列に並んで進んで行くと、お目当の展示物が見えてきた。
「あったあった!クローン技術!」
「この間観たSF映画に出てきたんだよね!」
ダンとアイザックは、その説明に釘付けになる。CG動画で分かりやすく説明してあり、2人の探究心を満たしていった。
「ノゾミもこっちにおいでよ!」
「……私はいいよ」
ノゾミは後ろの方で、2人の様子を見守っていた。帽子を殊に深くかぶっている。今更バレたところで、関係ない気もするのだが……

***

十分に万博を堪能し、気がついた頃にはティータイムを過ぎていた。小腹が空いた3人は、適当な店を探した。ちょうど、クレープ屋がある。

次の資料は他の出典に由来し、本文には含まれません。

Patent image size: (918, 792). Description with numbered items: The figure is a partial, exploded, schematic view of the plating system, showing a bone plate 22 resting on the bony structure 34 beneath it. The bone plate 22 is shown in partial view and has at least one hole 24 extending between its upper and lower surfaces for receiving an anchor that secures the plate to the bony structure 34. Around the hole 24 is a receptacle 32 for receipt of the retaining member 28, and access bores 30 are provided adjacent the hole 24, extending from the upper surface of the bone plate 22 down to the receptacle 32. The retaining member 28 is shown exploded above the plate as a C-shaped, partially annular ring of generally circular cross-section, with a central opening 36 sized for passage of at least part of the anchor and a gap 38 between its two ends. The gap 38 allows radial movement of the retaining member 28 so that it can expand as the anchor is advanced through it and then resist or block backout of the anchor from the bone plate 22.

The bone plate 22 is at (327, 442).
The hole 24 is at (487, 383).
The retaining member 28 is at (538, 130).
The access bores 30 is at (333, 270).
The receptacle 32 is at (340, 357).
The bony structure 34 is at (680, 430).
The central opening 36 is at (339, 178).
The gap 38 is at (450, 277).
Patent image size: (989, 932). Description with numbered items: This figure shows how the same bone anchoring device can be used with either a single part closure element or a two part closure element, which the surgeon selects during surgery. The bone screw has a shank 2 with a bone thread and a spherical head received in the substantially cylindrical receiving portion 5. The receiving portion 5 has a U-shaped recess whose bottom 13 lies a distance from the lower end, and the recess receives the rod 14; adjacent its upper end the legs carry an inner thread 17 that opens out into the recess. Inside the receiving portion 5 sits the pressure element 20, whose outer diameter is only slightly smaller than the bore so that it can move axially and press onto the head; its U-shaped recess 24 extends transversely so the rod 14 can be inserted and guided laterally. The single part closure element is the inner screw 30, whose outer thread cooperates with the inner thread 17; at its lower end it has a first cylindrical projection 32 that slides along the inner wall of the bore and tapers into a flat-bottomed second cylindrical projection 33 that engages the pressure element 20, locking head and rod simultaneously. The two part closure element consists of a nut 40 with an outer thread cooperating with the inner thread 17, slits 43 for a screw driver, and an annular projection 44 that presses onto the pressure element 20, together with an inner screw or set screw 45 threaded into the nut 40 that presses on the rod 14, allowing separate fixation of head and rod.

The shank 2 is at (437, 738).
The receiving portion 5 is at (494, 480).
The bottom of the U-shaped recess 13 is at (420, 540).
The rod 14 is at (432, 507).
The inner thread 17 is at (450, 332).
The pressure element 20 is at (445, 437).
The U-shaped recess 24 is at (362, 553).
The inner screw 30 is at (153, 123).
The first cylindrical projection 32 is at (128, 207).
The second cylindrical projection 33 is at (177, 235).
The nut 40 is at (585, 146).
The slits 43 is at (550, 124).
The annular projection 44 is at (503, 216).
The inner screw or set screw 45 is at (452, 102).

店頭のAIから3人はクレープを受け取った。
「クレープを食べたら、そろそろ帰ろうか?夕飯までには帰らないと」
アイザックが帰りの時間の話をし始めていると、不意に誰かに服の裾を引かれる。誰だろうかと、アイザックが振り返ると……
「な……!?」
まるで、亡霊にでもあっているかのようだった。短い黒髪。黒く大きな瞳。見間違えるはずはない。最後に会った時よりも、時間が逆行したように幼くなっているが……
「シンリー……?」
彼女に瓜二つな少女が、不安そうにアイザックを見上げていた。